Han Kang: Deine kalten Hände

Han Kang: Deine kalten Hände

Kunst – Korea – Kang. Nein, so geht das nicht.

Vielleicht so: Sonderbarer Regen. Sonderbare Frau. Sonderbare Nacht.

Nein, so auch nicht. Dann eben so:

Lieber M. – Es ist einige Wochen her, dass ich dich um die Zusendung des Leseexemplars von Han Kangs neuem Roman gebeten habe. Du wartest also schon recht lange auf meine Rückmeldung. Heute bin ich endlich soweit, dass ich dir antworten kann. Um es gleich vorweg zu sagen: Ich bin begeistert von Deine kalten Hände. Nach dem verstörenden Meisterwerk Die Vegetarierin macht Han Kang es mir mit ihrem aktuellen Roman leicht. Für ihren Künstlerroman, der auch ein Liebesroman ist, möchte ich eine uneingeschränkte Leseempfehlung aussprechen.

Eine Schriftstellerin erhält ein biographisches Tagebuch-Manuskript zur Prüfung. Anlässlich einer von ihr besuchten Theateraufführung ist die Autorin weniger von der Aufführung als vielmehr von den merkwürdigen Gipsfiguren des Bühnenbildners fasziniert. Sie führt sogar ein kurzes Gespräch mit dem Künstler, dem Bildhauer Jang Unhyong. Monate später erfährt sie von dessen spurlosem Verschwinden und davon, dass er ein Manuskript mit dem Titel ‘Ihre kalten Hände’ hinterlassen hat. Die Schwester des Bildhauers schickt dieses Manuskript an die Autorin mit der Bitte, irgendetwas dazu zu sagen. Was Ihnen einfällt, egal, was. Ein winziger Anhaltspunkt. Es ist auch nicht schlimm, wenn es mir bei der Suche nach meinem Bruder nicht weiterhilft. Ich möchte ihn nur ein einziges Mal verstehen können. (S.21)

Zunächst ist die Schriftstellerin unentschlossen und will der Bitte nicht nachkommen, hatte sie doch nur ganz kurz Kontakt mit dem Bildhauer. Doch dann beginnt sie zu lesen. Und wir mit ihr. Den Roman, der später heißen wird: Deine kalten Hände.
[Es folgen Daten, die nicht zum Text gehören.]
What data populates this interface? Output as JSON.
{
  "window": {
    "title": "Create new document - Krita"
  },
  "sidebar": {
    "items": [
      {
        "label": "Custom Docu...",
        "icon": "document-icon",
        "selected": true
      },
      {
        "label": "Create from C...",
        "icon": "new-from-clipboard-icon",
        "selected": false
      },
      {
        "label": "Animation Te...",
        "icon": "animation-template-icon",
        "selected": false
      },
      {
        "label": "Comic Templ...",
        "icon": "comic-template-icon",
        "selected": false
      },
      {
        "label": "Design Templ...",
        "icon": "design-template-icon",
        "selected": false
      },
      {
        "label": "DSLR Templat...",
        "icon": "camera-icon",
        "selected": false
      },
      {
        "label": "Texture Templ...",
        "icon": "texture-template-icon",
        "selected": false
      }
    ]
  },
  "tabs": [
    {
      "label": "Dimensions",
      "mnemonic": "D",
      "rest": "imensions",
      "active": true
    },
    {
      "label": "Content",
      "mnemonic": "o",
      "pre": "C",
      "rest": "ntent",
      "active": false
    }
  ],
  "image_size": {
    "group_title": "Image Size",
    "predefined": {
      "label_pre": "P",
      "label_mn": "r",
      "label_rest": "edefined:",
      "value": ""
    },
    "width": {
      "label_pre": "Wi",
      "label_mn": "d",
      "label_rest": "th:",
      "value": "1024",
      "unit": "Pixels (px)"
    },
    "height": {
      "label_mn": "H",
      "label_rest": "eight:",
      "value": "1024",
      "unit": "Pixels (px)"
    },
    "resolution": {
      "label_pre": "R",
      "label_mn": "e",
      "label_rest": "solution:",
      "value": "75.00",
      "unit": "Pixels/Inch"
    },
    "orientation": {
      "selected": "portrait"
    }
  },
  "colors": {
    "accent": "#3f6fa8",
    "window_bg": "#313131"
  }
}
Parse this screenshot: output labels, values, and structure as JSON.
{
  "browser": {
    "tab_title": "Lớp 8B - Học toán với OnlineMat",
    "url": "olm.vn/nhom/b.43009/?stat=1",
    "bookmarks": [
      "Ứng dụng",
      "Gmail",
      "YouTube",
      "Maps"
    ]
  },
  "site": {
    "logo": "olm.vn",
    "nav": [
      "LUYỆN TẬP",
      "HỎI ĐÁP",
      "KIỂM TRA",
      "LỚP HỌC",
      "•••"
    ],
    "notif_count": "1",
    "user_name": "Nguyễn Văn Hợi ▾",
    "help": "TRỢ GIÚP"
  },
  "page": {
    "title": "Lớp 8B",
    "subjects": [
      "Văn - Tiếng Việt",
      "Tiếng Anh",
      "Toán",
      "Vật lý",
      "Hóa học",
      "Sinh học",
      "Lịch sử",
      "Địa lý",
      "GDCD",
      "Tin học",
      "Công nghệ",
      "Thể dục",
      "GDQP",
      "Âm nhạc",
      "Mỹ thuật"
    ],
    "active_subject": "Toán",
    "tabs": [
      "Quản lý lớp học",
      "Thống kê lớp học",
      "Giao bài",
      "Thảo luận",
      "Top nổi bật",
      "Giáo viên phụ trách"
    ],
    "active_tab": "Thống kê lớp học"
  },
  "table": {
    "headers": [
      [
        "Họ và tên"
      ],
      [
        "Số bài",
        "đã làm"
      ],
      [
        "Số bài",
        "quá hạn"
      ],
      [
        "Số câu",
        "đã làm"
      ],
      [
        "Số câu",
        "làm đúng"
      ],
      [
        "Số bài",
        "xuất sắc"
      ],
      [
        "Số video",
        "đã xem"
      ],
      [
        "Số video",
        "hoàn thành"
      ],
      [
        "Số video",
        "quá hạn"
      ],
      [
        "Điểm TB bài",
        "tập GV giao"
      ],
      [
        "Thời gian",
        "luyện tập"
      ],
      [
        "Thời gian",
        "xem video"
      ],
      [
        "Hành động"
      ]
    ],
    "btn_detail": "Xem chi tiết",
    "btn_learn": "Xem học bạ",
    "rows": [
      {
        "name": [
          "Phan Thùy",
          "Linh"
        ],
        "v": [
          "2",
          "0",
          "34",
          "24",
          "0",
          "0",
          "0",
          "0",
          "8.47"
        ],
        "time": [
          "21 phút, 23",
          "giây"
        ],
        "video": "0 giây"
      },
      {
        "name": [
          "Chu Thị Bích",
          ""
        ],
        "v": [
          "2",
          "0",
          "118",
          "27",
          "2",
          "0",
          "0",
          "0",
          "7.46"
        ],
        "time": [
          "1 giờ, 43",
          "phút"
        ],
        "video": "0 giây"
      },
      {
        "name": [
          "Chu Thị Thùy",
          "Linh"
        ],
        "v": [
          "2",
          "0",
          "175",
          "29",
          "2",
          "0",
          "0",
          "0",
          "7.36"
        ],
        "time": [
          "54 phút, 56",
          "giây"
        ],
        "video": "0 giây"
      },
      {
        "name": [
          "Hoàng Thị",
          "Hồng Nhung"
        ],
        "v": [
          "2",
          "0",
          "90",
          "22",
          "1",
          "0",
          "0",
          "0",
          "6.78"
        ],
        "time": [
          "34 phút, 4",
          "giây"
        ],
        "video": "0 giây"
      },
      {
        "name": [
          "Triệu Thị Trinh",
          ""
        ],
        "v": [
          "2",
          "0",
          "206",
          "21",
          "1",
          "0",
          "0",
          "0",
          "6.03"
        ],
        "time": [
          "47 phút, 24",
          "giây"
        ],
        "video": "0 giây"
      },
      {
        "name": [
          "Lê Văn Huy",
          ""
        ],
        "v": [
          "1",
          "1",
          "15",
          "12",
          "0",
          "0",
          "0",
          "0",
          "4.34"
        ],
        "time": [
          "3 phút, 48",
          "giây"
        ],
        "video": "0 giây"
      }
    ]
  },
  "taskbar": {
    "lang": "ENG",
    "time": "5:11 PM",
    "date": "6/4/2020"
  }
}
Dieser Roman erzählt die Autobiographie Jang Unhyongs. Sein Aufwachsen in einer südkoreanischen Mittelschichtsfamilie, sein Leben mit den Eltern und den beiden ungleichen Schwestern, seine Schulzeit, seine Studienzeit, seine Liaison mit L., seine Beziehung zu E. Wir erfahren von der Gefühlskälte der Mutter, der autoritären Fremdheit des Vaters, von den Krankheiten L.s (zuerst Fettsucht, später Bulimie), der Versehrtheit E.s, die als Kind Sechsfingerchen genannt wurde. Einsamkeit, Besessenheit, Liebe, Fremdheit bestimmen Jangs Existenz. Und natürlich die Arbeit als Künstler, in der er mit unglaublichen Gipsarbeiten seine Sicht des Lebens abbildet. So entstehen vergängliche, brüchige Skulpturen und Abdrücke, die er von Händen (immer wieder und immer mehr), Brüsten, Lenden, Bäuchen, Gesichtern, schließlich von ganzen Körpern macht und Hohlformen, die irgendwann einmal sein Sarg sein sollen. Im Südkorea der Gegenwart, in Gwangju, in Seoul.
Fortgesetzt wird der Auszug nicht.